My week with the Koesels has been packed. Dean is a small and large animal vet and also runs an embryo transfer business with his wife, Anna. That means they artificially inseminate valuable beef cows and flush the 7-day embryos out to freeze in liquid nitrogen until transferring them to surrogate mothers.

On Monday I got to watch Dean flush a cow (wash out the embryos) and also got to put my whole arm inside the cow to feel around for her ovaries and uterus. On Tuesday I went to work with Dean at the vet clinic and got to see him treat several horses, a cow, a premature cria (baby alpaca), and a dog. On Wednesday Dean, Anna, and I drove to a large dairy near Moses Lake to breed some cattle, and on Thursday I spent the day swinging a hammer on the house their son is building. Today we moved irrigation pipes and picked up rocks and I got to drive a front end loader and a skid-something. Wow!!! I got to move several huge haybales with the front end loader (alone!) and I got to use the skidder in the field where we were picking rocks. Maybe my destiny lies in operating heavy machinery...

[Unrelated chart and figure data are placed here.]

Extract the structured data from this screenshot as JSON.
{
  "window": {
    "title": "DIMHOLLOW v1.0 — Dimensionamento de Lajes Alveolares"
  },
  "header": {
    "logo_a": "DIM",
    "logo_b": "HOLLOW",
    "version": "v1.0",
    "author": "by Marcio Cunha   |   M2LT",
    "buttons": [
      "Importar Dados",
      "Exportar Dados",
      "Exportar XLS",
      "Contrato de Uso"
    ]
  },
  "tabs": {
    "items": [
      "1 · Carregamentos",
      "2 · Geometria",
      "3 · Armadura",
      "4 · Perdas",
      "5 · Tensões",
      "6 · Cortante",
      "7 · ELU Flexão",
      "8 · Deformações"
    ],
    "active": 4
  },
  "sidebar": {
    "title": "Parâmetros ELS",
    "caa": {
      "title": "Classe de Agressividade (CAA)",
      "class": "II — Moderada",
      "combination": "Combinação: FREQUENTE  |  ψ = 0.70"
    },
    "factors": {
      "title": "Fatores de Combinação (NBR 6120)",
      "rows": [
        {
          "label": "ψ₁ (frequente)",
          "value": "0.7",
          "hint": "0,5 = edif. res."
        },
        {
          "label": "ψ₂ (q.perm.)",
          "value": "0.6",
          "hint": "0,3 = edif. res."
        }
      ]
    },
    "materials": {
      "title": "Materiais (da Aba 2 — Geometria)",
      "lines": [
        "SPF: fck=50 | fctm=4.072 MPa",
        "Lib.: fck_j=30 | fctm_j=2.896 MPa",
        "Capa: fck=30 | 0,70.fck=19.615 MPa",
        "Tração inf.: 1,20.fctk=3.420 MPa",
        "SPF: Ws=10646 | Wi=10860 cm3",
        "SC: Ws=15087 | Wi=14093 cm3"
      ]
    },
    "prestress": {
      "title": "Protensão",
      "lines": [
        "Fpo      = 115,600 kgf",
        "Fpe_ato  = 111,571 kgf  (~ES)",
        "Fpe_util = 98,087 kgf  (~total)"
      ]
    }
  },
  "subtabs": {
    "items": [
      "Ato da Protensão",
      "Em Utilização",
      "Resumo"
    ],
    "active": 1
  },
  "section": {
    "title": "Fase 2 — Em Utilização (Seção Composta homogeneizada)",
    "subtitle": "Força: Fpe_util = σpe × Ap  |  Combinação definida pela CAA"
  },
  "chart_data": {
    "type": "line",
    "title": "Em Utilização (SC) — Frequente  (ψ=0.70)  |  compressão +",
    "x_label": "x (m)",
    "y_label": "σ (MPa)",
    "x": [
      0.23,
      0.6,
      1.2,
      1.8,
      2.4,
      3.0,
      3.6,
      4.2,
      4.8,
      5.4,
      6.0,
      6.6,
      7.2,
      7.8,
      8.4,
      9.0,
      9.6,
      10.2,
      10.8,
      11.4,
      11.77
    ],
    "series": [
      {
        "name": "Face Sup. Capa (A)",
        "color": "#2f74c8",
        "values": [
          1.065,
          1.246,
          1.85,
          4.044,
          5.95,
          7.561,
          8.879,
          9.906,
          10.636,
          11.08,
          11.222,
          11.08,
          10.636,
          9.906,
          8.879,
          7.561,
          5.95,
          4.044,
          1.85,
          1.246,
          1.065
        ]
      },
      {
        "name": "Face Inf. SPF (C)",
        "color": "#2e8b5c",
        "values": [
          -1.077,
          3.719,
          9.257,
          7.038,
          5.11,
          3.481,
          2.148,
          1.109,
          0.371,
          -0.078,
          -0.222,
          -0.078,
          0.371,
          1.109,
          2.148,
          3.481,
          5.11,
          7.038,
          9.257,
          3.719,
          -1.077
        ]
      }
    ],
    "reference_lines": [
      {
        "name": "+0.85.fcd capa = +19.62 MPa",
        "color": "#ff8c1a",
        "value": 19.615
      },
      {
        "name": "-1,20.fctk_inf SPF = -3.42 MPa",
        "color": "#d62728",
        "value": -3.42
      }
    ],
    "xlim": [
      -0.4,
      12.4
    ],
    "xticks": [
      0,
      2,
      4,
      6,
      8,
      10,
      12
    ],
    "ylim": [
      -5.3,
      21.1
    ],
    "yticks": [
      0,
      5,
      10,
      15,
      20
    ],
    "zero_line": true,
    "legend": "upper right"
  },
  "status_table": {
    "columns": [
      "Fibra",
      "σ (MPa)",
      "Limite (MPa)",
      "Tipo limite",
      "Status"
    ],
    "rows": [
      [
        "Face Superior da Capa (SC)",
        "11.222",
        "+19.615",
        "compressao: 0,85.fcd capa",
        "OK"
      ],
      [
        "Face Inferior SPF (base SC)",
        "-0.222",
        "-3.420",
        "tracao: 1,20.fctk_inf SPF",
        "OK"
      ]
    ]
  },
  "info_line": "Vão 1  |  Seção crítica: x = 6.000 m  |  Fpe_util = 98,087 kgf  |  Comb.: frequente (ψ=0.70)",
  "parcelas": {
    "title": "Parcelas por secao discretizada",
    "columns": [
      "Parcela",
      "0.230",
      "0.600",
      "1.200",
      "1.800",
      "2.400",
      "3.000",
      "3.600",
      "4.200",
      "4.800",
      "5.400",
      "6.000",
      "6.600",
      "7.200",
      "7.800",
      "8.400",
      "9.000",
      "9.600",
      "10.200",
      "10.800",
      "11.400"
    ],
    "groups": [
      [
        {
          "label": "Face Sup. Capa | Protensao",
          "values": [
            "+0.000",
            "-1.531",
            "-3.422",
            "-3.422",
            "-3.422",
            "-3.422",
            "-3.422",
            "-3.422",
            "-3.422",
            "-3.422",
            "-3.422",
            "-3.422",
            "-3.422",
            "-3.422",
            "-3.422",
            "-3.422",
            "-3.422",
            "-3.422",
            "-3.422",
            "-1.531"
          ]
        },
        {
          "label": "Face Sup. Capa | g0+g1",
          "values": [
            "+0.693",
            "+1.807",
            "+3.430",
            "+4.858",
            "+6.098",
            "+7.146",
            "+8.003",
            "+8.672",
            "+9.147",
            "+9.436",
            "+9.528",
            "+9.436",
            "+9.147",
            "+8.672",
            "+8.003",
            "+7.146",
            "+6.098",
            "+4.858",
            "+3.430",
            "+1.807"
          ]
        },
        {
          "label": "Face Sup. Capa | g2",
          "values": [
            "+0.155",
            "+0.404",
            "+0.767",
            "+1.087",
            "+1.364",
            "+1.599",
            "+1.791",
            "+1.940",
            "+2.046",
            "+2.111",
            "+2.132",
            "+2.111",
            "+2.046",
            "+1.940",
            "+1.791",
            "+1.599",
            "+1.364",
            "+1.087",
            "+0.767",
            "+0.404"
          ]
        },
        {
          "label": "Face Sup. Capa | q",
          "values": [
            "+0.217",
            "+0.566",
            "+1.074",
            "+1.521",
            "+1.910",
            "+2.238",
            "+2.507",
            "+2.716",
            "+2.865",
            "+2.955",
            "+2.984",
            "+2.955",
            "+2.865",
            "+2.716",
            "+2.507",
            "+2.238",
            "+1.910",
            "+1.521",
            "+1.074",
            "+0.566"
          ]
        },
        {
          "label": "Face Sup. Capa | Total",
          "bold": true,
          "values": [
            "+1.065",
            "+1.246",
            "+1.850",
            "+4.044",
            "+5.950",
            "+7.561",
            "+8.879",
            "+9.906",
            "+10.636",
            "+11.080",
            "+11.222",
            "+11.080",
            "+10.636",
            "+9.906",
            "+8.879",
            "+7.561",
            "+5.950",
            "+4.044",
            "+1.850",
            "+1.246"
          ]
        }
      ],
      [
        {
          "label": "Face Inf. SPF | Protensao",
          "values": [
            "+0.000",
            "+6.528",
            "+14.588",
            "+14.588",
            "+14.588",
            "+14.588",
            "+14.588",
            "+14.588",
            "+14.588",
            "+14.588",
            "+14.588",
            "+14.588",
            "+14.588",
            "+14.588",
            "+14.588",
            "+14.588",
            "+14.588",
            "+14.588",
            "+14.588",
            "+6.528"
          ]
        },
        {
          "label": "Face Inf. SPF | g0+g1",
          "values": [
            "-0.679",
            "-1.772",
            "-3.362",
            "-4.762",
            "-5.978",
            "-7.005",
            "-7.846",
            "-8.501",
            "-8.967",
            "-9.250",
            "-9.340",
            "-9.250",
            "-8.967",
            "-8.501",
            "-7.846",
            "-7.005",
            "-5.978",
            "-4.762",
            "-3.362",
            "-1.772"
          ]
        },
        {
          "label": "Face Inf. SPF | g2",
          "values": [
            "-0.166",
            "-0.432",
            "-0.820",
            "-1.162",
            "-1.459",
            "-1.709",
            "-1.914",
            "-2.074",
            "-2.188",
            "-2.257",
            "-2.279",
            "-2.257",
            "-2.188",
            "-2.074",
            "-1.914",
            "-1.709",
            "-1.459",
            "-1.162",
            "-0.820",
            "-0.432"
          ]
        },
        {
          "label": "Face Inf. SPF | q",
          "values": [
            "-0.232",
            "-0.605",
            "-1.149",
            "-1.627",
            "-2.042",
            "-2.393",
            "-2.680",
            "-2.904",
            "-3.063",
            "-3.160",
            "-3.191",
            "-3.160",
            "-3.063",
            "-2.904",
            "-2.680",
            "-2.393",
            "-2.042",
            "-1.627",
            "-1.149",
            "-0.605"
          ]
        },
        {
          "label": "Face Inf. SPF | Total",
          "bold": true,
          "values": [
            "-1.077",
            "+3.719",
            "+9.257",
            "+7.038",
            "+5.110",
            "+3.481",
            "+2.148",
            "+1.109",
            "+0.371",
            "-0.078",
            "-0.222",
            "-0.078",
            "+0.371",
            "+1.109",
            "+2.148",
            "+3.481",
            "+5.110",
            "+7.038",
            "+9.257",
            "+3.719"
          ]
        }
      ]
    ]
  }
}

Tomorrow Anna is going to drive me south into Oregon, and on Sunday a fellow there is going to drive west to Corvallis Oregon. The fellow driving me to Corvallis is Barry, of Valley Mule Co., where I'll be keeping Honeychild.

I'm excited to get to Corvallis where I have good friends awaiting me. Three months on the road, depending on the generosity of strangers, is wearing. I've made so many friends, though, and have so many people to visit when I pass through Montana and Washington again. It will be good to have a stable place in Oregon where Honeychild and I can finally settle in. It looks like we'll be overwintering in Corvallis, so I suppose I'll be finding a job and a place to live. I feel so far from home. I've never been away from home this long before! I've never gone this long without seeing anybody from my family. Well, I suppose they will have to come visit me. I've been talking to my brother in LA and hope we get to have some adventures together while I'm out on this coast. There are so many places to see!

Once I get to Corvallis I'm going to look into the Corvallis to Sea Trail. I've heard it's a good 60-mile trail to the ocean. I'm hoping to travel it round-trip with Honeychild to conclude our adventures.

Even a week ahead seems too far in the future to contemplate. I am tired! And germs have finally caught up with me -- I have my first cold since before I set out on the road. Sigh.

Thank you to everyone who has been sending me encouraging notes. I'm not in a good internet spot at the moment, but I hope to respond to you all soon. I am so, so warmed by your good thoughts and wishes.

More soon,
~April

New Blog

Welcome to my new blog. The Wind Riders blog will now be laid to rest and my future adventures with Honeychild will be chronicled here. It might take a few weeks to get my links posted since I'm still on the road, so just bear with me. New photos should be up soon.